At nine, when my eating disorder started, I didn’t know what to call it.  I knew the moment I’d stuck my fingers down my throat that I was doing something unnatural, and when the pizza that I’d eaten landed in the toilet, I knew I wasn’t going to be able to take it back. But, I’d thought, if it didn’t really happen, then it wasn’t a big deal because it would be O.K.–as long as I didn’t tell anybody. I told myself that I would never, ever, do it again. I was wrong.  I’d end up doing it as often as six or seven times a day.

At thirteen when I’d learned that the punishment I kept putting my body through had a name, I rejected it. Bulimia was an eating disorder, and all of the literature that I’d read about it told me that eating disorders were for young, White girls from affluent families. I was a young middle-class Black girl from South Carolina. We don’t get bulimia. Our family physician confirmed as much when my mother finally caught me in the act of unloading my dinner into the toilet. It was just a “phase,” he’d decided. My secret was safe.

I couldn’t bring my issues with food to my parents; with a marriage on the rocks, they had their own anxieties about our family and its future to deal with. When I’d expressed dissatisfaction with my body, I was told repeatedly that African American women were supposed to be curvy. No one addressed the underlying issues of anxiety and depression that made me hate myself.

My parents had always told me to do my best at everything I did so I spent time trying to be the person that they wanted me to be. With my father I raised hogs, smoked hams, learned how to fry chicken and how to preserve fruits and vegetables. With my mother I attended tea parties, learned to sew, ate salads and, on the weekends, bounced around the living room with her, trying to keep up with the latest jazzercise tape.

But I’d failed. Doing my best didn’t fix things between my parents. Unable to express the anger and disappointment that I felt, my brain went numb so that I could focus on my schoolwork, because I understood that getting an education would provide an escape from an unhappy life. For years I couldn’t smile. I never wanted to go out and play. But I got straight A’s.

And then I started binging.  I would sneak food back to my room, forcefully cramming dinner leftovers, pizza, and ice cream down my throat until I was painfully full. With a bloated face and shaking hands I would drag myself to the bathroom to throw up. Eating this way made me gain weight, which lead to dieting, and then skipping meals, leaving me to find activities to fill the space where a sandwich and friends should have been. My bouts with bulimia became everyday occurrences, but I’d gotten into Dartmouth College.  It was under control.

But it wasn’t shrinking me in the ways that I had hoped, and it wasn’t enough punishment for being a failure, so I began using a knife or razor blade to carve words like “fat” and “disgusting” into my skin. Cutting was reinforcement: physical proof that I was damaged, not worth saving.

Then my habits started jeopardizing my escape plan: my education. I had my head in the toilet when it should’ve been in my books. After a string of failing grades I knew I had to take a medical leave from Dartmouth, because I knew the next term was going to be just as bad and after that I would be expelled. In the early days of January 2005, my reality became too heavy. Shedding hair and rotting teeth, I felt there wasn’t much else to lose. So, I tried to set myself on fire in the snow on the banks of a frozen pond near my college. Thankfully, I failed at that too. 

But the shame of it followed me all the way home when I could no longer function at school. My parents couldn’t be at home to watch me all the time, so eventually they checked me into an inpatient treatment facility to get me medically stable. It’s working.

Now my eating disorder and self-injurious habits are in remission.  Still, my life isn’t always easy. I’ve just moved back to South Carolina to care for my terminally ill parent.  But the time I spent in treatment followed by several years of therapy taught me how to cope. I now have the tools to successfully deal with crises that come my way.

When I have a hard time communicating my emotions, I go for a walk. When I’m frustrated, I no longer pick up a razor blade.
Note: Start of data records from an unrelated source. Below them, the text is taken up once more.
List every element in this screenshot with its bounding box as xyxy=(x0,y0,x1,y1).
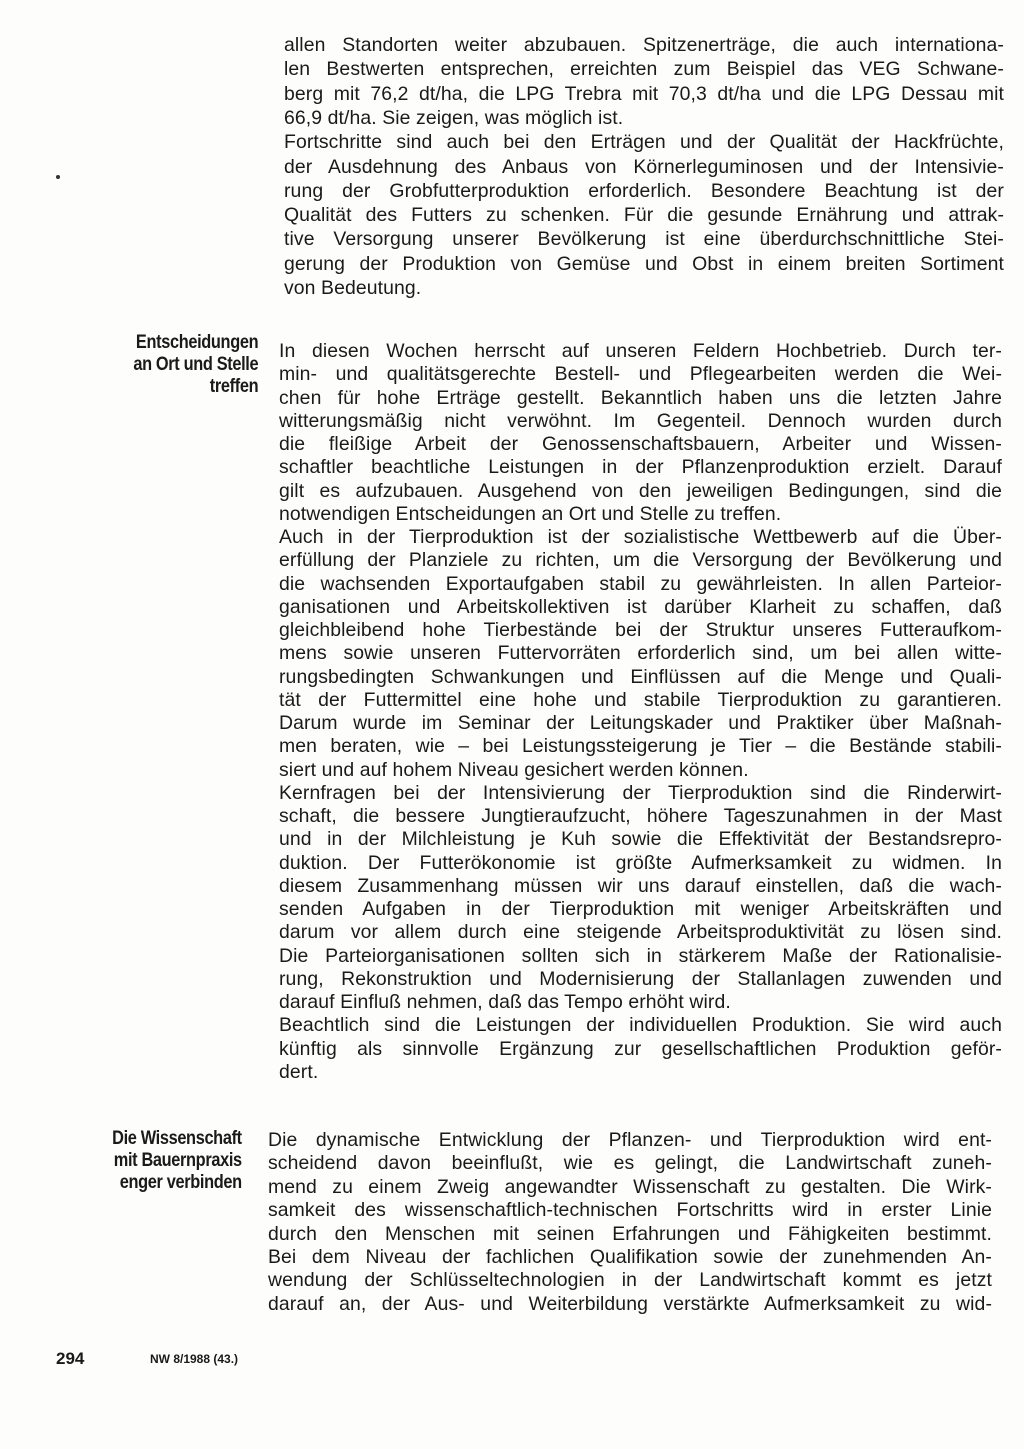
heading-decisions-line: Entscheidungen xyxy=(135,332,258,353)
text-line: wendung der Schlüsseltechnologien in der Landwirtschaft kommt es jetzt xyxy=(268,1269,992,1292)
heading-decisions xyxy=(133,332,258,398)
heading-science-line: mit Bauernpraxis xyxy=(114,1150,242,1171)
text-line: gleichbleibend hohe Tierbestände bei der Struktur unseres Futteraufkom- xyxy=(279,619,1002,641)
text-line: chen für hohe Erträge gestellt. Bekanntlich haben uns die letzten Jahre xyxy=(279,386,1002,409)
text-line: künftig als sinnvolle Ergänzung zur gesellschaftlichen Produktion geför- xyxy=(279,1037,1002,1060)
text-line: senden Aufgaben in der Tierproduktion mit weniger Arbeitskräften und xyxy=(279,898,1002,920)
text-line: witterungsmäßig nicht verwöhnt. Im Gegenteil. Dennoch wurden durch xyxy=(279,409,1002,432)
text-line: diesem Zusammenhang müssen wir uns darauf einstellen, daß die wach- xyxy=(279,874,1002,897)
text-line: tive Versorgung unserer Bevölkerung ist eine überdurchschnittliche Stei- xyxy=(284,228,1004,251)
text-line: Qualität des Futters zu schenken. Für die gesunde Ernährung und attrak- xyxy=(284,204,1004,227)
text-line: scheidend davon beeinflußt, wie es gelingt, die Landwirtschaft zuneh- xyxy=(268,1152,992,1175)
text-line: mens sowie unseren Futtervorräten erforderlich sind, um bei allen witte- xyxy=(279,642,1002,665)
heading-science xyxy=(112,1128,242,1194)
text-line: Kernfragen bei der Intensivierung der Tierproduktion sind die Rinderwirt- xyxy=(279,781,1002,804)
text-line: Beachtlich sind die Leistungen der individuellen Produktion. Sie wird auch xyxy=(279,1014,1002,1037)
text-line: die wachsenden Exportaufgaben stabil zu gewährleisten. In allen Parteior- xyxy=(279,572,1002,595)
text-line: durch den Menschen mit seinen Erfahrungen und Fähigkeiten bestimmt. xyxy=(268,1222,992,1245)
text-line: von Bedeutung. xyxy=(284,277,422,299)
text-line: mend zu einem Zweig angewandter Wissenschaft zu gestalten. Die Wirk- xyxy=(268,1175,992,1198)
text-line: Bei dem Niveau der fachlichen Qualifikation sowie der zunehmenden An- xyxy=(268,1246,992,1268)
text-line: notwendigen Entscheidungen an Ort und Stelle zu treffen. xyxy=(279,502,782,525)
text-line: allen Standorten weiter abzubauen. Spitzenerträge, die auch internationa- xyxy=(284,34,1004,56)
text-line: duktion. Der Futterökonomie ist größte Aufmerksamkeit zu widmen. In xyxy=(279,851,1002,874)
text-line: rungsbedingten Schwankungen und Einflüssen auf die Menge und Quali- xyxy=(279,665,1002,688)
text-line: siert und auf hohem Niveau gesichert werden können. xyxy=(279,758,749,781)
text-line: berg mit 76,2 dt/ha, die LPG Trebra mit 70,3 dt/ha und die LPG Dessau mit xyxy=(284,82,1004,105)
issue-reference: NW 8/1988 (43.) xyxy=(150,1352,239,1366)
text-line: darauf Einfluß nehmen, daß das Tempo erhöht wird. xyxy=(279,991,731,1013)
heading-decisions-line: an Ort und Stelle xyxy=(133,354,258,375)
text-line: erfüllung der Planziele zu richten, um die Versorgung der Bevölkerung und xyxy=(279,549,1002,572)
text-line: samkeit des wissenschaftlich-technischen Fortschritts wird in erster Linie xyxy=(268,1199,992,1222)
text-line: rung, Rekonstruktion und Modernisierung der Stallanlagen zuwenden und xyxy=(279,967,1002,990)
text-line: In diesen Wochen herrscht auf unseren Feldern Hochbetrieb. Durch ter- xyxy=(279,340,1002,362)
heading-science-line: Die Wissenschaft xyxy=(112,1128,242,1149)
text-line: Die Parteiorganisationen sollten sich in stärkerem Maße der Rationalisie- xyxy=(279,944,1002,967)
text-line: gilt es aufzubauen. Ausgehend von den jeweiligen Bedingungen, sind die xyxy=(279,479,1002,502)
text-line: der Ausdehnung des Anbaus von Körnerleguminosen und der Intensivie- xyxy=(284,155,1004,178)
text-line: tät der Futtermittel eine hohe und stabile Tierproduktion zu garantieren. xyxy=(279,688,1002,711)
text-line: Darum wurde im Seminar der Leitungskader und Praktiker über Maßnah- xyxy=(279,712,1002,734)
text-line: schaftler beachtliche Leistungen in der Pflanzenproduktion erzielt. Darauf xyxy=(279,456,1002,479)
text-line: dert. xyxy=(279,1060,319,1083)
text-line: rung der Grobfutterproduktion erforderlich. Besondere Beachtung ist der xyxy=(284,179,1004,202)
heading-science-line: enger verbinden xyxy=(120,1172,242,1193)
text-line: min- und qualitätsgerechte Bestell- und Pflegearbeiten werden die Wei- xyxy=(279,363,1002,386)
text-line: men beraten, wie – bei Leistungssteigerung je Tier – die Bestände stabili- xyxy=(279,735,1002,758)
print-speck xyxy=(56,175,60,179)
text-line: die fleißige Arbeit der Genossenschaftsbauern, Arbeiter und Wissen- xyxy=(279,433,1002,455)
text-line: schaft, die bessere Jungtieraufzucht, höhere Tageszunahmen in der Mast xyxy=(279,805,1002,827)
text-line: und in der Milchleistung je Kuh sowie die Effektivität der Bestandsrepro- xyxy=(279,828,1002,851)
page-number: 294 xyxy=(56,1349,85,1368)
text-line: Fortschritte sind auch bei den Erträgen und der Qualität der Hackfrüchte, xyxy=(284,131,1004,154)
heading-decisions-line: treffen xyxy=(209,376,258,397)
text-line: 66,9 dt/ha. Sie zeigen, was möglich ist. xyxy=(284,106,624,129)
text-line: len Bestwerten entsprechen, erreichten zum Beispiel das VEG Schwane- xyxy=(284,58,1004,81)
text-line: Die dynamische Entwicklung der Pflanzen- und Tierproduktion wird ent- xyxy=(268,1129,992,1151)
text-line: gerung der Produktion von Gemüse und Obst in einem breiten Sortiment xyxy=(284,252,1004,275)
text-line: darum vor allem durch eine steigende Arbeitsproduktivität zu lösen sind. xyxy=(279,921,1002,944)
text-line: ganisationen und Arbeitskollektiven ist darüber Klarheit zu schaffen, daß xyxy=(279,595,1002,618)
text-line: darauf an, der Aus- und Weiterbildung verstärkte Aufmerksamkeit zu wid- xyxy=(268,1292,992,1315)
text-line: Auch in der Tierproduktion ist der sozialistische Wettbewerb auf die Über- xyxy=(279,526,1002,548)
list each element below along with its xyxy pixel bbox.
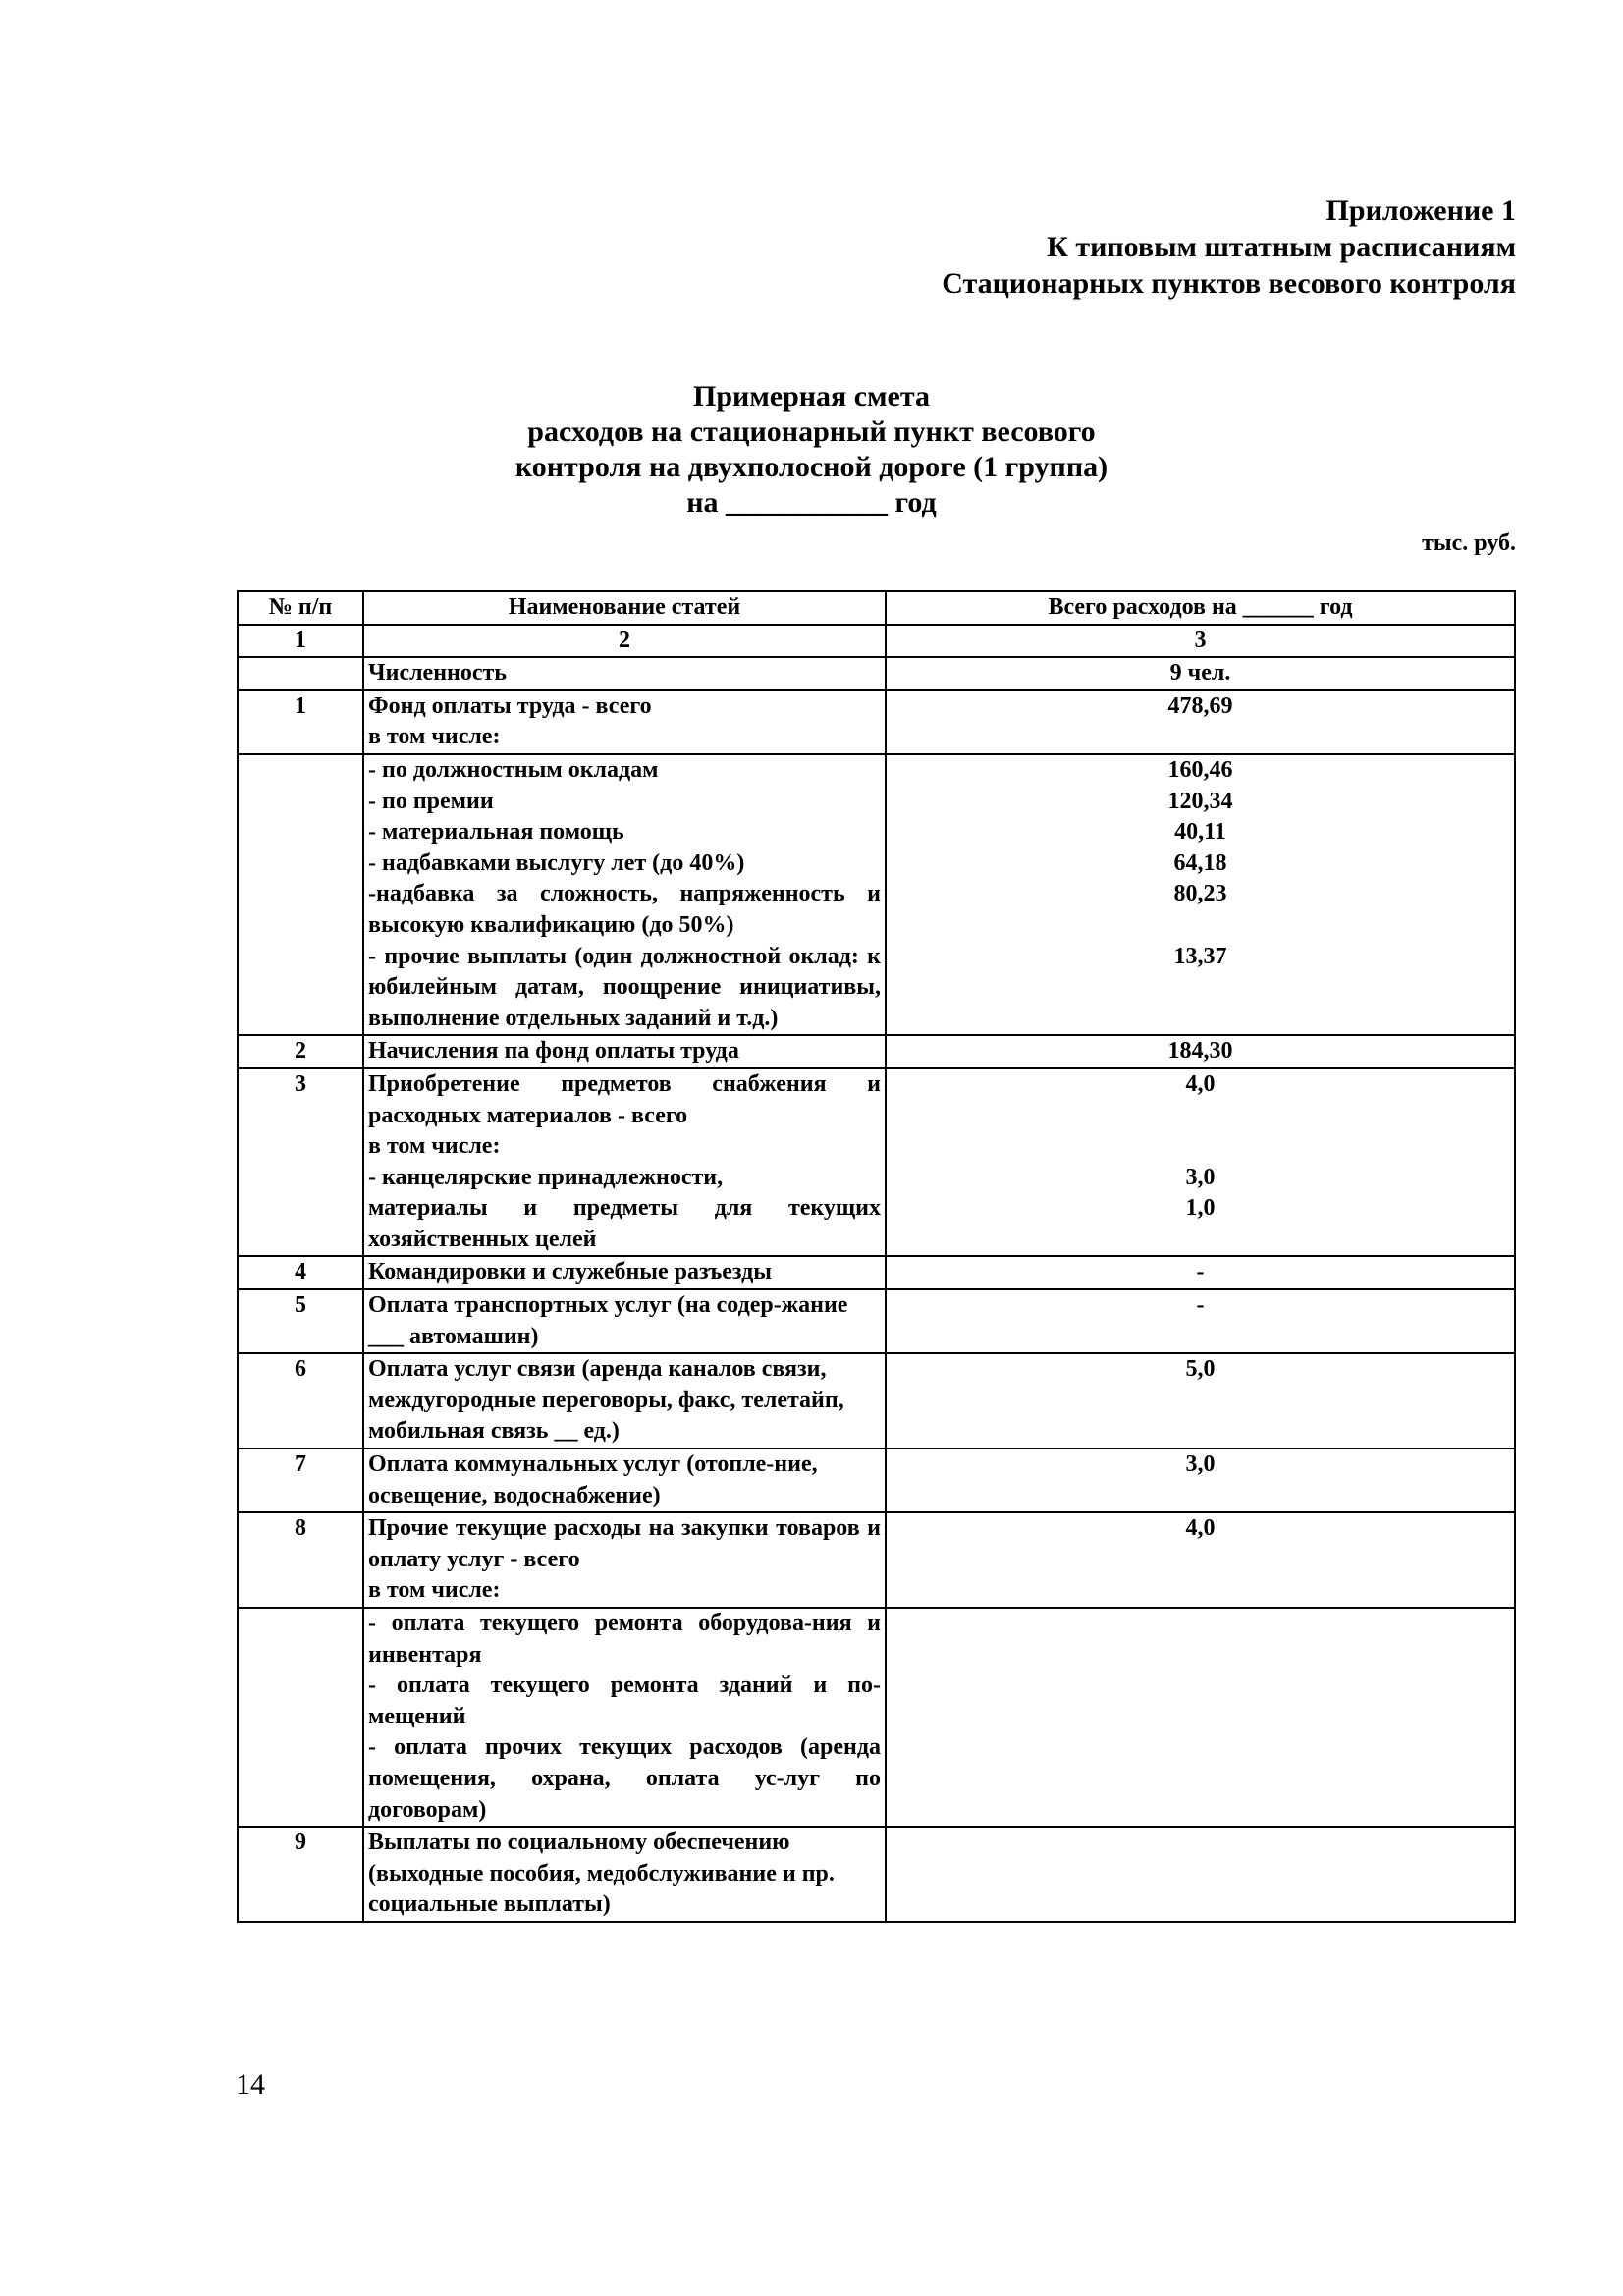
appendix-header [942,192,1516,301]
row-num: 9 [238,1827,363,1922]
row-name-line: в том числе: [368,724,501,750]
row-item-value: 40,11 [1174,819,1226,846]
table-column-numbers-row [238,625,1515,658]
row-value: 4,0 [886,1512,1515,1608]
row-num: 4 [238,1256,363,1289]
table-header-row [238,591,1515,625]
spacer [891,910,1510,942]
row-sub-value: 3,0 [1185,1164,1216,1190]
appendix-line-2: К типовым штатным расписаниям [1047,231,1516,263]
row-item: - материальная помощь [368,819,624,846]
table-row [238,1068,1515,1257]
row-item-value: 120,34 [1167,788,1233,814]
row-item: - оплата текущего ремонта зданий и по-мещений [368,1672,881,1729]
row-item-value: 80,23 [1173,881,1227,907]
row-item: - по должностным окладам [368,756,659,783]
row-item: - надбавками выслугу лет (до 40%) [368,849,745,876]
row-name-line: в том числе: [368,1133,501,1160]
row-name-line: - канцелярские принадлежности, [368,1164,724,1190]
row-name: Командировки и служебные разъезды [363,1256,886,1289]
title-line-1: Примерная смета [693,380,930,412]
Instead, I stop and think about my accomplishments: I graduated from Dartmouth and I just earned my MFA. This past Thanksgiving, I even ran a Turkey Trot, my first 5K. Even though I had put my body through years of torture, finishing the race proved to me that my body was still strong and capable. I’m still strong and capable.

Food will always be part of my heritage, as it is for many African American women, but now my participation and interactions in the Southern tradition are different. Instead of slaving over a stove every week to commit my great-grandmother’s recipes to memory, I collect oral histories from the elders and write down their stories, documenting the experiences of the community so that the knowledge won’t be lost.

As I work to remain in recovery, it’s also my mission to help other young women do the same.  I travel the country talking to young women about self-esteem and rarely a week goes by when I don’t get a Facebook message from young women from all over who have heard my story and are worried about their own health or a friend’s.  I tell them that there is help, that they too can get better with treatment, that they are not alone.

Eating disorders don’t belong to a specific face or race or shape.  Any one of us can fall victim to this sickness. And with help, any of us can be survivors.